Fröhliche Restweihnachten dem Blockisten (?dem Blockierer?).
Die Gatten und Gattinnen dinieren meist in der Plüschnische und sind auch nur Touristen.
„sollte man wieder selber kochen“ Kann ich nur bestätigen: jahreszeitlich und regional geprägt Hausmannskost – die in- und ausländischen Gäste sind zufrieden und es ist nebenbei sogar preiswert. Gute Wünsche an den Hausherrn, alle Leser und Schreiber!
An die besagte, mit vielen Vorschußlorbeeren gerühmte Lokalität haben Bekannte auch eine etwas skurrile Erinnerung: Zum abschluß eines Besuchs zu sechst und verschiedenen Speisen, bei dem auch voneinander gekostet wurde, erhielten Sie den gewürzten Bon mit folgender Aufschrift: „Bitte beehren Sie uns nicht wieder.“
Auf die Bemrkung an den Kassierer, dass es sich hierbei sicher um einen Fehler handelt, erhielten sie zur Antwort (sinngemäß), dass es in besagtem Etablissement nicht erwünscht ist, von fremden Tellern zu essen.
Erster und letzter Besuch unserer Bekannten bei der Dame.
Hihi, das Lokal kenne ich. Ich wünsche Ihnen aber nichts Böses, auch wenn sie etwas nachgelassen haben. Sie hatten mal wirklich gute Weine und exzeptionelle Schnäpse, und das Essen war auch recht gut. Das Dessert war allerdings schon immer kläglich. Ansonsten, das Konzept ist so etwas studentenkommunenmäßig, gleichzeitig bei ziemlichem Anspruch an den Geldbeutel, eine sonderbare Mischung.

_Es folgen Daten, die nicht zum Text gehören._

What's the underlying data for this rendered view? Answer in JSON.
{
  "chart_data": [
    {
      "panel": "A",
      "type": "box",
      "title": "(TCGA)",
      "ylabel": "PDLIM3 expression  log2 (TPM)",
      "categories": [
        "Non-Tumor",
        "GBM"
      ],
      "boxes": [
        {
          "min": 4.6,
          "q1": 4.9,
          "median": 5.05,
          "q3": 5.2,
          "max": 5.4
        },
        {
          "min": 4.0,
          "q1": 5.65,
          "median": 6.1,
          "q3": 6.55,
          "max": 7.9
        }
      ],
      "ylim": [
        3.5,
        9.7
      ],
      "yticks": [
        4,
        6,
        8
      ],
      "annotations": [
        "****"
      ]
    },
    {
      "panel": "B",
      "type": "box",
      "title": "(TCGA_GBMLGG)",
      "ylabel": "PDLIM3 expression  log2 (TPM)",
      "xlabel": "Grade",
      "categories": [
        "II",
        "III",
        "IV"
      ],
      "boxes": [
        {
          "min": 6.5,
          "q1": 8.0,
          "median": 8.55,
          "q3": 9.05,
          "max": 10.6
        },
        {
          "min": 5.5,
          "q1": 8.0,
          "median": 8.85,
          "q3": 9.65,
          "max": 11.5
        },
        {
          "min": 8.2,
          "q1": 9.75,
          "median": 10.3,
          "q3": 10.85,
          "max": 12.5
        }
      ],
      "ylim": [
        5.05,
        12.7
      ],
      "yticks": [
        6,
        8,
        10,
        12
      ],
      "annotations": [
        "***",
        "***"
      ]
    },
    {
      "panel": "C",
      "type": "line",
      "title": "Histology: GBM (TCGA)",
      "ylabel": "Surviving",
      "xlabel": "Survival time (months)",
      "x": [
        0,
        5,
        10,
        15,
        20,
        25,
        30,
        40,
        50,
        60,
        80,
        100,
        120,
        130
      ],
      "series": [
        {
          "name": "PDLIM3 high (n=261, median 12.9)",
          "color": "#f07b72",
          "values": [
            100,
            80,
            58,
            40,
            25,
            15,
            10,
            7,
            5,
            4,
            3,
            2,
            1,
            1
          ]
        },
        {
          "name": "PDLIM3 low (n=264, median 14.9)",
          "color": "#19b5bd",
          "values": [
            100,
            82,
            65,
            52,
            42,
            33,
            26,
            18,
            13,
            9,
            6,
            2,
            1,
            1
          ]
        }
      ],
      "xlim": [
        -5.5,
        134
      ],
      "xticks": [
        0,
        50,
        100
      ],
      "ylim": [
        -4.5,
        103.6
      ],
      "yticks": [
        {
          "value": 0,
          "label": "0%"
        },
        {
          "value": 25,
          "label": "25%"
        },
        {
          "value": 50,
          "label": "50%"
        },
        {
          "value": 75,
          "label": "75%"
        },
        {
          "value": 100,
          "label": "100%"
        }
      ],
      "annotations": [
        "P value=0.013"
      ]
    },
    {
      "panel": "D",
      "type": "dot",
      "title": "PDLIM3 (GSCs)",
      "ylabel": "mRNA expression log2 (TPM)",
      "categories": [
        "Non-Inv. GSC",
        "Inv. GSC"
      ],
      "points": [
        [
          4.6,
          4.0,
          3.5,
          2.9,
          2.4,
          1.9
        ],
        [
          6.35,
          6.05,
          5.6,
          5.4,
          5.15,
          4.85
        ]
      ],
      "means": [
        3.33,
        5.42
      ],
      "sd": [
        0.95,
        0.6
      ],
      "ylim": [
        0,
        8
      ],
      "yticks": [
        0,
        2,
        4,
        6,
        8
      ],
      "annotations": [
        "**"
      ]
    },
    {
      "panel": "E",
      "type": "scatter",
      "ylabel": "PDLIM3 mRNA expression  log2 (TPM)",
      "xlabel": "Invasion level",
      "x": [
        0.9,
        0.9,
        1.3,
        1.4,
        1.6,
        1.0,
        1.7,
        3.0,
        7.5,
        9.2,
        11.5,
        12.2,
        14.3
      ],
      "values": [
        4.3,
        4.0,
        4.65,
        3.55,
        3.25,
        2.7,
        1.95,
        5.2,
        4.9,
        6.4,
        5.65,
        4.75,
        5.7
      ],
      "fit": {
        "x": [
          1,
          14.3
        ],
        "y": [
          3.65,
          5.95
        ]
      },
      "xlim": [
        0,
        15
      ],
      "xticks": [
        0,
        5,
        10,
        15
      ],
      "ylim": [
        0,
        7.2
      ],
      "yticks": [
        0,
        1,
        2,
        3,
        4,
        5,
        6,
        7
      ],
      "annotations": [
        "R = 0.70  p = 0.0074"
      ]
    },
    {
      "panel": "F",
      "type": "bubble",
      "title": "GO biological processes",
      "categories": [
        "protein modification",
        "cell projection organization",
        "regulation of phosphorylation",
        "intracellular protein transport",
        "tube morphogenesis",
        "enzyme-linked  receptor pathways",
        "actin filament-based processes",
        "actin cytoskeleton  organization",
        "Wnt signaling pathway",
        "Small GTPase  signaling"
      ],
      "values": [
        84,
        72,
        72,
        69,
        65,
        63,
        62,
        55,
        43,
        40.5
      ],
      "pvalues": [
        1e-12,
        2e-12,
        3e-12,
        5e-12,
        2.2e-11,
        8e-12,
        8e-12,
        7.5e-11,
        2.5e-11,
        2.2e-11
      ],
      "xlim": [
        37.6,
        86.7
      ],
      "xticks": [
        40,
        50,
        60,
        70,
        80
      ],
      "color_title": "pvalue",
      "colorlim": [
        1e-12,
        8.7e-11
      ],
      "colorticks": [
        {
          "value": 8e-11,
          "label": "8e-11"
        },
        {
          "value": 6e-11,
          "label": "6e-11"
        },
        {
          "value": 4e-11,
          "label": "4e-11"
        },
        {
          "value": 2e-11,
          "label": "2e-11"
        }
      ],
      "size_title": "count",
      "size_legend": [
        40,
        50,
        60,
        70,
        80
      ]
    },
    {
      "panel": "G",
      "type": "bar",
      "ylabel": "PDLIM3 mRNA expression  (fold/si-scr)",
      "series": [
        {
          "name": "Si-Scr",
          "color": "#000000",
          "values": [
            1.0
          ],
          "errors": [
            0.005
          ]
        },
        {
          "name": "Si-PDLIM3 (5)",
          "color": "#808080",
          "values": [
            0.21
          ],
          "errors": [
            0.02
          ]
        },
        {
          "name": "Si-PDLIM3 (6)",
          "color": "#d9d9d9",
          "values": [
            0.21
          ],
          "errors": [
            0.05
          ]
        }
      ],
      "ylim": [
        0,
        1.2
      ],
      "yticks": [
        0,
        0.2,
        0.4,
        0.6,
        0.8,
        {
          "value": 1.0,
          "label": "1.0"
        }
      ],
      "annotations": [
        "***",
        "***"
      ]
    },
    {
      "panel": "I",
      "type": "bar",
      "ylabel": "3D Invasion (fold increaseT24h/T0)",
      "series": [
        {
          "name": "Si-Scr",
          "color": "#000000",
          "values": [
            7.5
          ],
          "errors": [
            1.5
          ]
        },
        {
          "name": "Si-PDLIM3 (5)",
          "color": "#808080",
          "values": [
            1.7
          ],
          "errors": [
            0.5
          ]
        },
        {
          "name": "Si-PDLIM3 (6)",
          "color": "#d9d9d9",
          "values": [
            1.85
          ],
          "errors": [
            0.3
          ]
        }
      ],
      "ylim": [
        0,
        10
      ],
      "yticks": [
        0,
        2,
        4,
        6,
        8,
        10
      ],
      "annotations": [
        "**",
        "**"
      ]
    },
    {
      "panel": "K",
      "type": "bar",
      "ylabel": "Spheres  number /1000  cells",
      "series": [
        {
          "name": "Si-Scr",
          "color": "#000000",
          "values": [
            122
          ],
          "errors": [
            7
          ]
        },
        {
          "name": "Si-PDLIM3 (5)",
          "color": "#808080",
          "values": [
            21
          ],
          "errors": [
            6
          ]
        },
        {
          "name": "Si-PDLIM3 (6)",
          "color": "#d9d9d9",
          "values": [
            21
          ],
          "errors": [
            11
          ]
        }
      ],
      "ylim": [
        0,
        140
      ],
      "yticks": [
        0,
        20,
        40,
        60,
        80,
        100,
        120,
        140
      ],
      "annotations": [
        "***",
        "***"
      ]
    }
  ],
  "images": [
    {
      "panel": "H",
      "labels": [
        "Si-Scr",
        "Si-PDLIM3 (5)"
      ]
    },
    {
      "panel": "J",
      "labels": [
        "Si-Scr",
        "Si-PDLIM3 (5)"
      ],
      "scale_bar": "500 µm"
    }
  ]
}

Ich denke, für diese Art Gastronomie wäre das Wort „Promilokal“ angemessen. Die leben von der Prominenz des Wirts oder der Gäste (in dem von mir erwähnten Fall mit 1.000 EUR für zwei), und das Essen ist da nur eine Zutat unter anderen. Wenn man gut essen gehen will, muß man eher unscheinbare Gäßchen aufsuchen, wo sich die Leute treffen, die wissen, was gut ist.
Promilokal mit Hygieneproblemen und -auflagen (welche die sternekochende oder ehemals sternekochende Besitzerin angeblich finanziell überforderten, hä?) – das passt doch zu ungewaschenen westimportierten Altlinken.
Eine Verschwörung der Stadtverwaltung soll es noch dazu geben?
Da scheint ein veritabler Dachschaden vorzuliegen, schade um die offenbar schöne Location.
Eine solche Bude zu sanieren kostet gleich viel wie neu bauen, und da sie nicht geerbt haben und vielleicht auch keinen Kredit aufgenommen, und man mit Gastronomie nicht reich wird, kann das schon sein, daß es da öfters mal klemmt.